Sunday, December 24, 2023

From The Genie To The Flame


4th Sunday of Advent (B)


Readings: 2 Samuel 7: 1-5, 8-12, 14, 16; Psalm 88 (89): 2-5, 27, 29; Romans 16: 25-27; Luke 1: 26-38

Picture: By Ahmed Zayan on Unsplash


You better watch out; you better not cry; you better not pout; I’m telling you why… My dear friends, do you know why? That’s right. Santa Claus is coming to town. And what does Santa do when he comes? Well, if we’re good, he brings us presents. This is how a popular song teaches us to imagine Christmas. To associate it with the presence of someone who acts like a genie in a lamp. Someone who makes us happy by making our wishes come true. But even if this image may hold a grain of truth, it’s quite different from the one our scriptures paint for us on this final Sunday of Advent.


To see this, notice first how both king David and the virgin Mary are told the same thing at the start. Words very similar to what we hear at Mass. The Lord is with you. God is already with them. But instead of making their wishes come true, God begins by disrupting their plans. David wants to build a Temple. God says, no. Mary is betrothed to Joseph. Which means they’re already married, just not yet living together. Still God asks her to conceive and bear a son by the Holy Spirit, and so run the risk being accused of adultery.
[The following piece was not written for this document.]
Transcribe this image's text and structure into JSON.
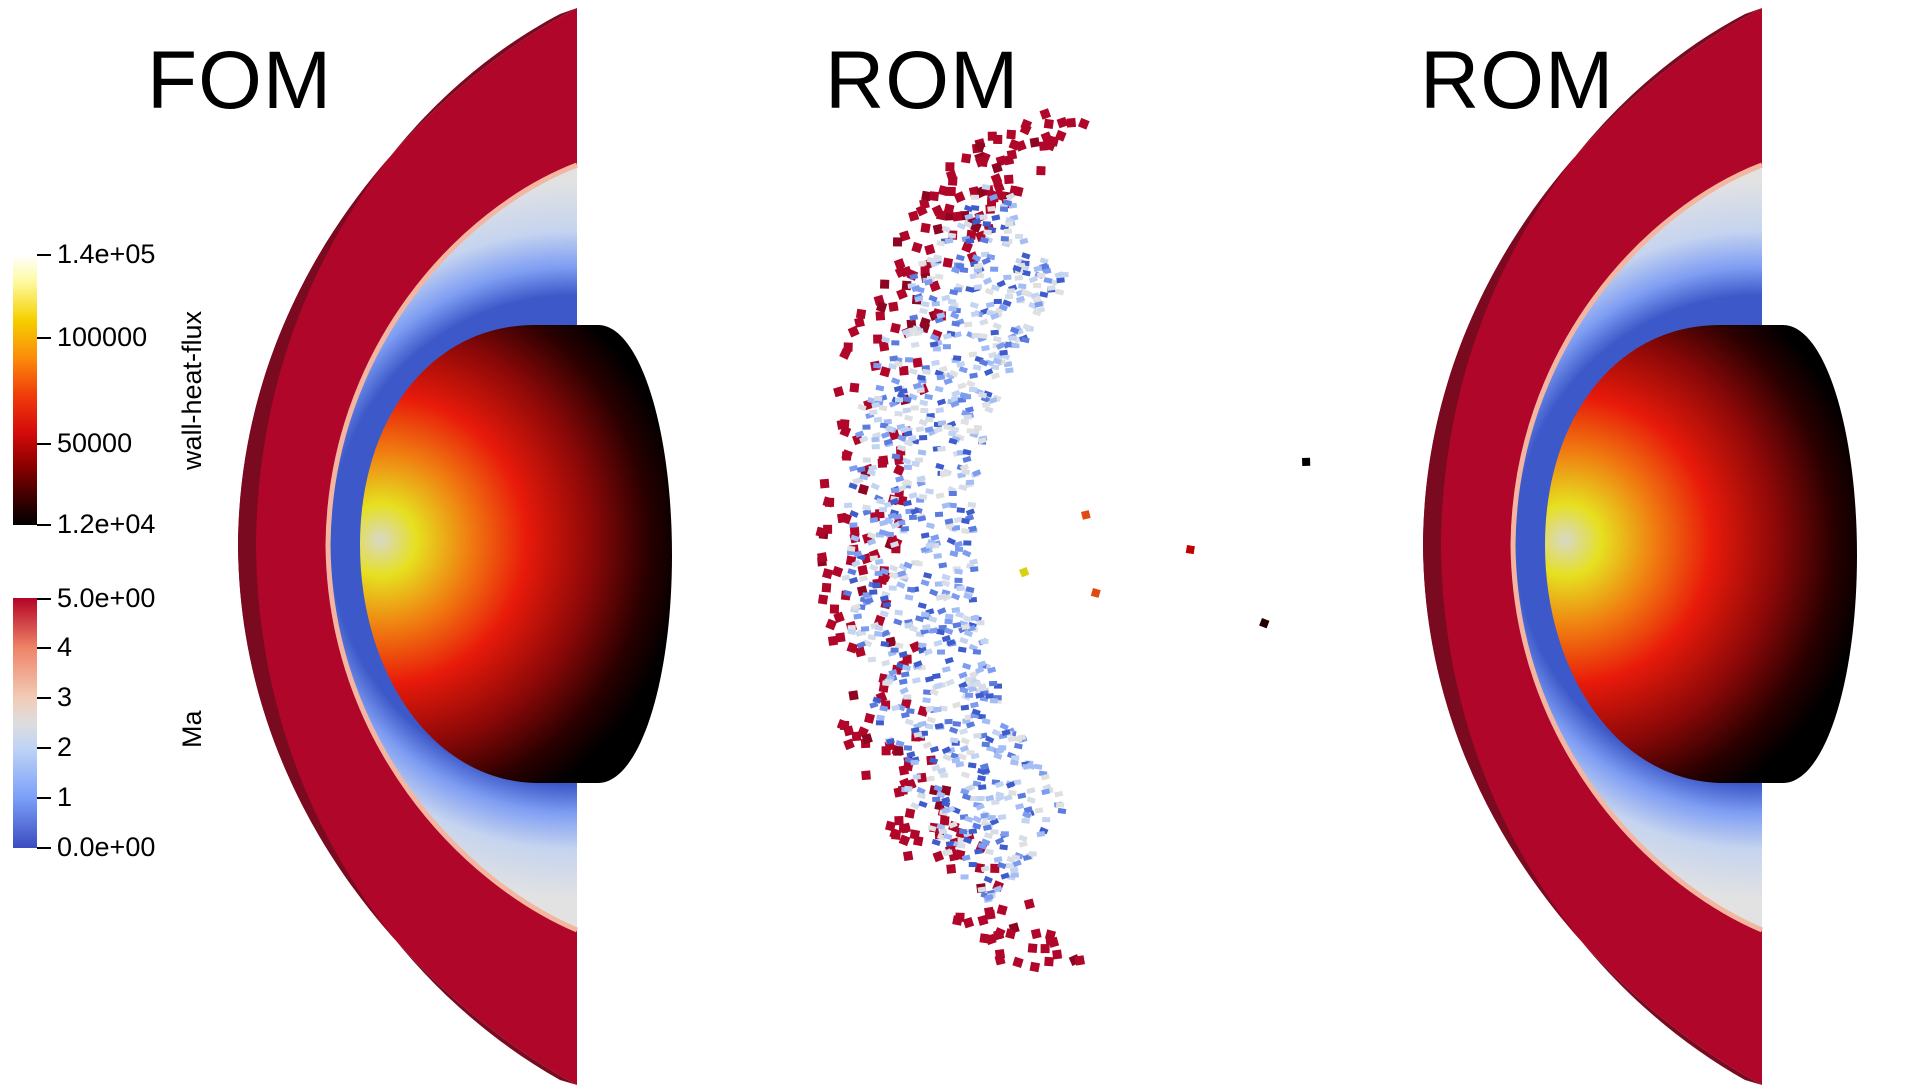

Thankfully, God doesn’t only disrupt their plans. God also expands their vision. God shifts their attention from what they want to do to what God is doing. Instead of letting David occupy himself with a construction project lasting for years, God promises to establish for him a dynasty that will endure forever. A promise that will be fulfilled through Mary. For beyond being the wife of a distant long-forgotten descendant of royalty, she is to become the mother of a king whose origin is hidden in God, and whose reign will have no end.


By thus expanding their vision, God also ignites their passion. By reminding them of all that God has done and is doing, God fills their hearts with wonder, gratitude and hope. Enabling them to honestly address their concerns to God in prayer, and to humbly accept God’s will in action. To become God’s handmaid. To be brought to the obedience of faith. To be moved to give glory to God. To sing joyfully of God’s steadfast love, not just with their voices, but also through their lives. In other words, God does for David and Mary what the second reading says God is able to do for us all. God gives them the strength to live according to the Good News.


The presence of One who disrupts our plans, expands our vision, and ignites our passion. Isn’t this what we celebrate at Christmas? Which shouldn’t be all that surprising, right? For doesn’t a baby often do the same to its parents? Disruption, expansion, and ignition. Together they bring to mind these words from another song, one we don’t often associate with Christmas: Give me oil in my lamp, keep me burning. Give me oil in my lamp, I pray. Give me oil in my lamp, keep me burning. Keep me burning till the break of day…


Sisters and brothers, could it be that the One for whom we are waiting is more like an illuminating and purifying fire than an indulgent genie? If so, then what must we do to give him a proper welcome this Christmas?